States of nitrogen balance

Three states can be defined-

1)  Nitrogen equilibrium– In a healthy adult, nitrogen balance is in equilibrium, when intake equals output, and there is no change in the total body content of protein.

Intake = output : N equilibrium

2) Positive nitrogen balance– when the excretion of nitrogenous compounds is less than the dietary intake and there is net retention of nitrogen in the body as protein.

Intake > output: positive N balance

Examples- In a growing child, a pregnant woman, or a person in recovery from illness there is positive nitrogen balance.

3) Negative nitrogen balance– There is net loss of protein nitrogen from the body

In response to trauma or infection, or if the intake of protein is inadequate to meet requirements there is negative nitrogen balance.

Intake < output: negative N balance

Significance of nitrogen balance

1) Growth-The continual catabolism of tissue proteins creates the requirement for dietary protein, even in an adult who is not growing; although some of the amino acids released can be reutilized, much are used for gluconeogenesis in the fasting state.The average daily requirement is 0.6 g of protein/kg body weight (0.75 allowing for individual variation), or approximately 50 g/day.

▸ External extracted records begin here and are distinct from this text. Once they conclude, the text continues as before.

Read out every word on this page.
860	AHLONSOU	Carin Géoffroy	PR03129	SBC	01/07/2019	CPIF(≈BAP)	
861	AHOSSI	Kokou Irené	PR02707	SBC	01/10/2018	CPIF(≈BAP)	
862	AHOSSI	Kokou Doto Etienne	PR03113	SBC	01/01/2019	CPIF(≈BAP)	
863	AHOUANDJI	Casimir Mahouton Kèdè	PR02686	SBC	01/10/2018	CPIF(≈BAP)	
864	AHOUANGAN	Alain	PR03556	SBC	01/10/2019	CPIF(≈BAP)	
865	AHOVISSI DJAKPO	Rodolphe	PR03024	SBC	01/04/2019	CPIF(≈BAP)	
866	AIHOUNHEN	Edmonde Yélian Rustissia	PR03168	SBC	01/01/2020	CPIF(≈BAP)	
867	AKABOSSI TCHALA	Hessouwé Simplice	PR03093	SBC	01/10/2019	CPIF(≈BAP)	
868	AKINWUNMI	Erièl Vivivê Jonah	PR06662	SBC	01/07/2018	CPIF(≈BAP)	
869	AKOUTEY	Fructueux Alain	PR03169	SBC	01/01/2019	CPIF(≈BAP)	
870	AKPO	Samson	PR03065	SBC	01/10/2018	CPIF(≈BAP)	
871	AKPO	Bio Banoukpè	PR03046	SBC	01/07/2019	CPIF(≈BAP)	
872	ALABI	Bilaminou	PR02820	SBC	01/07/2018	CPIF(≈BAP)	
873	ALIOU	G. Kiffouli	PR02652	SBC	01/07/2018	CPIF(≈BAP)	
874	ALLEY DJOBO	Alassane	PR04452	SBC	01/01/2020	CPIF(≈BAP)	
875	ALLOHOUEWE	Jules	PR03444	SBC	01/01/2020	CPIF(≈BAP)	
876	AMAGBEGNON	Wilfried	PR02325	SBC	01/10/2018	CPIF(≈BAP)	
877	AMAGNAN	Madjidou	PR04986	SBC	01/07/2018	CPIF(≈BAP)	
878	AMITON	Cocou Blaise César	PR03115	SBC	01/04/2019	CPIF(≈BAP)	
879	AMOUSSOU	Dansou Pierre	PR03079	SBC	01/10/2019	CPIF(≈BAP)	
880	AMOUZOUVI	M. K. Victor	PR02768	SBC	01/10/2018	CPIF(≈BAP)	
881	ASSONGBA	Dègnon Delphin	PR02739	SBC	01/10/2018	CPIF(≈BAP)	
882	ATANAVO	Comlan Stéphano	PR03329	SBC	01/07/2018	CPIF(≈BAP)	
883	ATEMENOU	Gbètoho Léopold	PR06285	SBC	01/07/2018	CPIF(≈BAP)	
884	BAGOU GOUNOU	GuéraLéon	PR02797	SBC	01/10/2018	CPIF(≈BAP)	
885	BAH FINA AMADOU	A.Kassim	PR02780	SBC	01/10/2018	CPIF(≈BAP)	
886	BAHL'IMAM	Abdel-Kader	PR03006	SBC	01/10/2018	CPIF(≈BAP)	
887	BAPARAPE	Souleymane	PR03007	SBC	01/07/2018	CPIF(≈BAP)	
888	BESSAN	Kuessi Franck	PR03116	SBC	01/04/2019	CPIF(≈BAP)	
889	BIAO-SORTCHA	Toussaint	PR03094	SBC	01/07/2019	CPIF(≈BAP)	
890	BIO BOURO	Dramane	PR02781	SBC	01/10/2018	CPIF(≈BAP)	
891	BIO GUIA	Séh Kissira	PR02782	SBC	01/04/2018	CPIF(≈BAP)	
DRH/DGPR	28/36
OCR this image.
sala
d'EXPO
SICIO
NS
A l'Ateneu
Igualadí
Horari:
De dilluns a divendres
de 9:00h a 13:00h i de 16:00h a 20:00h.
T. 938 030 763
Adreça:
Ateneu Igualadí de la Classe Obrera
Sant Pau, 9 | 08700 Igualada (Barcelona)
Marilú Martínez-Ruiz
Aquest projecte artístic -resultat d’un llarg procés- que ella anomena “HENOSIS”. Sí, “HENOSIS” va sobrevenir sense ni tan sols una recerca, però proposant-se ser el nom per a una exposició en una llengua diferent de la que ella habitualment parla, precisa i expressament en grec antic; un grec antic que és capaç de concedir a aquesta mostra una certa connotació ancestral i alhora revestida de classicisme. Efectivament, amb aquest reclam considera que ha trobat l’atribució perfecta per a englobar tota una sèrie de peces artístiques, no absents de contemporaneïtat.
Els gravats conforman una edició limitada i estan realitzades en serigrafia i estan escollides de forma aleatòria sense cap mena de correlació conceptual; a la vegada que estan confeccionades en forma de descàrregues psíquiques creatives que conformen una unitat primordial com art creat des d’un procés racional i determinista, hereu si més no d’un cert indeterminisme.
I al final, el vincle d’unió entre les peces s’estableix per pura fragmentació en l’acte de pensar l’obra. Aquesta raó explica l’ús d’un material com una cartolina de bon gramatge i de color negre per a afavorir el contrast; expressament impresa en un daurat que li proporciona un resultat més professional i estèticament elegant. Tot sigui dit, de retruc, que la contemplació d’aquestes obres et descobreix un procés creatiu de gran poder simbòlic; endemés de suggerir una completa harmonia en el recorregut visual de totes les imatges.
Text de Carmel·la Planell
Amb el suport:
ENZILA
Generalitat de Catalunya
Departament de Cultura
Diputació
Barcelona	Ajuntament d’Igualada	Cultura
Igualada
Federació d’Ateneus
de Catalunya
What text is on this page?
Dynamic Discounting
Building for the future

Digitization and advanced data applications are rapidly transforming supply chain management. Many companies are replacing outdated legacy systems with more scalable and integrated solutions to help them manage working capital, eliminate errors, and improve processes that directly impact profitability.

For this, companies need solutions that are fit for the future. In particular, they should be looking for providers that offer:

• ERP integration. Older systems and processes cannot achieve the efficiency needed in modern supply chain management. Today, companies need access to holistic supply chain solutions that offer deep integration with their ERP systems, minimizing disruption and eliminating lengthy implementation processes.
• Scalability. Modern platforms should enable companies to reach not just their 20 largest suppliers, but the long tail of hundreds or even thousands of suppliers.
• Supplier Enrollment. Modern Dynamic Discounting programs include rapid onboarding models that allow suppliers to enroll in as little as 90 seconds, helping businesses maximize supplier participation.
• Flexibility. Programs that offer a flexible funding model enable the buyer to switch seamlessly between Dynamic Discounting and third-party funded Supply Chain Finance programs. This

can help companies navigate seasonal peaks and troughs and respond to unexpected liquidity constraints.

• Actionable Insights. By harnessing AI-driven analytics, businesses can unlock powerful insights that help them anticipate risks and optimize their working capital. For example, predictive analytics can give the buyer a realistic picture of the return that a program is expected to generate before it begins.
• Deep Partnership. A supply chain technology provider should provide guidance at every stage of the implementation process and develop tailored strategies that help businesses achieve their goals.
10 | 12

Average intakes of protein in developed countries are of the order of 80–100 g/day, ie, 14–15% of energy intake. Because growing children are increasing the protein in the body, they have a proportionally greater requirement than adults and should be in positive nitrogen balance.. In some countries, protein intake may be inadequate to meet these requirements, resulting in stunting of growth.

2) Illness and convalescence– Negative nitrogen balance is seen immediately after acute illnesses like surgery, trauma and burns.

One of the metabolic reactions to a major trauma, such as a burn, a broken limb, or surgery, is an increase in the net catabolism of tissue proteins. As much as 6–7% of the total body protein may be lost over 10 days.

Chronic illnesses like malignancy, uncontrolled diabetes mellitus and other debilitating diseases also show negative nitrogen balance

Prolonged bed rest results in considerable loss of protein because of atrophy of muscles. Protein is catabolized as normal, but without the stimulus of exercise, it is not completely replaced.

Lost protein is replaced during convalescence, when there is positive nitrogen balance. A normal diet is adequate to permit this replacement.

3) Hormones- Insulin , growth hormone and androgens promote positive nitrogen balance while corticosteroids induce negative nitrogen balance.